Being only 8, I was awful at swallowing pills and hated needles. I had to get blood drawn once a day so to make that, among other things easier, a double luumen hickman line was surgically implanted in my chest.
Unlike others who experience minimal side effects during chemo, I got just about everything. During one of my chemo sessions I suffered a collapsed lung as a result of an exaggerated case of whooping cough. I was in the PICU for four days. Needless to say, my lung capacity isn't as great as it could be.
My treatment was completed on March 18, 2002 and I have been cancer free ever since. I made it out of my battle luckier than some...for one thing, I made it out. I fought tooth and nail, blood, sweat, and tears, but I made it. But just because I did, doesn't mean that other people don't and doesn't mean that I don't know anyone who hasn't. Most of the friends I made at the hospital died because of their illness...the kids who were my best friends during the scariest time of my life are no longer around to share the success of remission with. It's heartbreaking. While I may have made it through the war with full cognitive and physical capabilities, there are still scars. I have physical scars that I can easily show people, but I have a lot of emotional scars that I can't even begin to explain.
It doesn't matter how much time has passed, a cancer survivor never forgets their journey and the people they met along the way. I'm not sure if my fellow survivors can relate, but speaking for myself, I can tell you that I think about cancer more than the average person does. I guess I can't help it...no matter what I'm doing or what kind of day I'm having, my mind always wanders to the topic, either for a minute or for a good portion of the day.
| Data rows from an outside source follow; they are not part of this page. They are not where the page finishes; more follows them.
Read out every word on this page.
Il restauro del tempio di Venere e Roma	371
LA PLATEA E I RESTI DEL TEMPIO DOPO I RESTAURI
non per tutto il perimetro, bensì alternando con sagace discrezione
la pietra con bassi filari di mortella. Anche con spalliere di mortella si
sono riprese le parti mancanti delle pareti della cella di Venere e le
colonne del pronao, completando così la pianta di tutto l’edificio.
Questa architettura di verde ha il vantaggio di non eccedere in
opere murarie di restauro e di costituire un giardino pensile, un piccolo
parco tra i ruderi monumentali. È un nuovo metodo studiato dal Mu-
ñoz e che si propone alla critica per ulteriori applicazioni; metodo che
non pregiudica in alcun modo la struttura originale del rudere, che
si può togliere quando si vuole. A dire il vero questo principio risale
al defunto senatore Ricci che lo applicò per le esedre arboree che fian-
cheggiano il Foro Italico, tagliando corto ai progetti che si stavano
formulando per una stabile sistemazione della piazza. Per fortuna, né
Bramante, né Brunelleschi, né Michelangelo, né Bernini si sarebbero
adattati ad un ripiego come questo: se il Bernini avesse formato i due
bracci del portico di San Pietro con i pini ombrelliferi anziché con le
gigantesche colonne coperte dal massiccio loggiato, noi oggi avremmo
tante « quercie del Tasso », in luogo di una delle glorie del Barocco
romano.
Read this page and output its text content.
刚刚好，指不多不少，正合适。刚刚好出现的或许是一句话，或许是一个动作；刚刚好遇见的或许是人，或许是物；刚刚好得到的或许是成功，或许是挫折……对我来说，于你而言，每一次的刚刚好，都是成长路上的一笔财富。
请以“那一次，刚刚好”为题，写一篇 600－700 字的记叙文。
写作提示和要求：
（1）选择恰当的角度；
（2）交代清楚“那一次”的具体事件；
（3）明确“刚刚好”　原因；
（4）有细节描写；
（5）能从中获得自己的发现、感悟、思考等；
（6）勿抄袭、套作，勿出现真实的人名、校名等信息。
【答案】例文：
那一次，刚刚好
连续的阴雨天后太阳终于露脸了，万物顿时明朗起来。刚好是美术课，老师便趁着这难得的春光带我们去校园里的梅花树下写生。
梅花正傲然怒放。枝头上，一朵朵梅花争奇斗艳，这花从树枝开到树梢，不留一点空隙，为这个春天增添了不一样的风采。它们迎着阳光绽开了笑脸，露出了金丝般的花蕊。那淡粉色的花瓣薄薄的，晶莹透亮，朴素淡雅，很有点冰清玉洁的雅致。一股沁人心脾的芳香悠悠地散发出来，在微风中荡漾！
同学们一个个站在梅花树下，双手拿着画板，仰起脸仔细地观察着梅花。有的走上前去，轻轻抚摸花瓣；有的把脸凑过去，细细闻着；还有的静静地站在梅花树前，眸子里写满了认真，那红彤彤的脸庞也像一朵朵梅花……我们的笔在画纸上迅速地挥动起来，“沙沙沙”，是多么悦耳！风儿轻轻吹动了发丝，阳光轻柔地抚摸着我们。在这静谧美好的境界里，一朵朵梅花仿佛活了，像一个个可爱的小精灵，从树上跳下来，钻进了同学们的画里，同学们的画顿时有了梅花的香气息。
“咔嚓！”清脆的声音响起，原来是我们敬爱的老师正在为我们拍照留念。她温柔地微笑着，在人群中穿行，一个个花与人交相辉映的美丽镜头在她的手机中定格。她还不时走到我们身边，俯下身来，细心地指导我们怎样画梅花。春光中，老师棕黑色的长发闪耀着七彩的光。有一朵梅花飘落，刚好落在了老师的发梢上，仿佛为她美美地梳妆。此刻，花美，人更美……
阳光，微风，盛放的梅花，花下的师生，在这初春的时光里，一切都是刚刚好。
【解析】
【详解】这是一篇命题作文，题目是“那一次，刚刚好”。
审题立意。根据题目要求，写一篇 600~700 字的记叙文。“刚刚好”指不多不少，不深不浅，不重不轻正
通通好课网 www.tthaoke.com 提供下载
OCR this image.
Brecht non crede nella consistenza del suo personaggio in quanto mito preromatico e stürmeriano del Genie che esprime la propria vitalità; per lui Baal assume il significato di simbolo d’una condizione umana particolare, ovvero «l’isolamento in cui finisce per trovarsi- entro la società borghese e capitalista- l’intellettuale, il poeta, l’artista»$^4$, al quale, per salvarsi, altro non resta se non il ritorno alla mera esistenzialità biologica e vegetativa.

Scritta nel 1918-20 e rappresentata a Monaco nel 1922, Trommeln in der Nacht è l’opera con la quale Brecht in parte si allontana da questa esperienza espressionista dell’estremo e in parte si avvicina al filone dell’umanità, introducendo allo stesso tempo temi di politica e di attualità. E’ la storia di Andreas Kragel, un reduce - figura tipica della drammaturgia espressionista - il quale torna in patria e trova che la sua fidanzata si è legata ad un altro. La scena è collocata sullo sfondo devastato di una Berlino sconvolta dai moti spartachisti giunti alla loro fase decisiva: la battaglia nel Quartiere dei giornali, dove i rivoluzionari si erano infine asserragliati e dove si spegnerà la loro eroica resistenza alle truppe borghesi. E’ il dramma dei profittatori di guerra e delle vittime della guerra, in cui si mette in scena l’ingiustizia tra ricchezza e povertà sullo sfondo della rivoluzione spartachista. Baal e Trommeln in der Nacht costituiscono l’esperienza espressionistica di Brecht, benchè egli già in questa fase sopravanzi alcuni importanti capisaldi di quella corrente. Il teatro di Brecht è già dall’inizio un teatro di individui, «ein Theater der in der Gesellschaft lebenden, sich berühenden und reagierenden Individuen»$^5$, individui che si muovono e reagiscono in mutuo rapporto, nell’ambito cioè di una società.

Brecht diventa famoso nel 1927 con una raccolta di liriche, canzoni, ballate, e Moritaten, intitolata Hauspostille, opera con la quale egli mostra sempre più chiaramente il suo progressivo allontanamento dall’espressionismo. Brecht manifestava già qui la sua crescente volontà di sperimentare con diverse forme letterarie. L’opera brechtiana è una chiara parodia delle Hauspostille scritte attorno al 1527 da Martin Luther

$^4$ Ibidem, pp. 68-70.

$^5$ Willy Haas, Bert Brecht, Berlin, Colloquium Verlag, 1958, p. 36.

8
There are so many wonderful organizations designed to help people struggling with cancer. Cancer is not an easy thing to deal with - whether you're the patient or a family member/friend of the patient, it will have an effect on you for the rest of your life. It is my hope that your own experience with cancer, whatever it may be, effects you enough that you will choose to help others who have been in your situation to see the silver lining and to find their own source of strength and courage.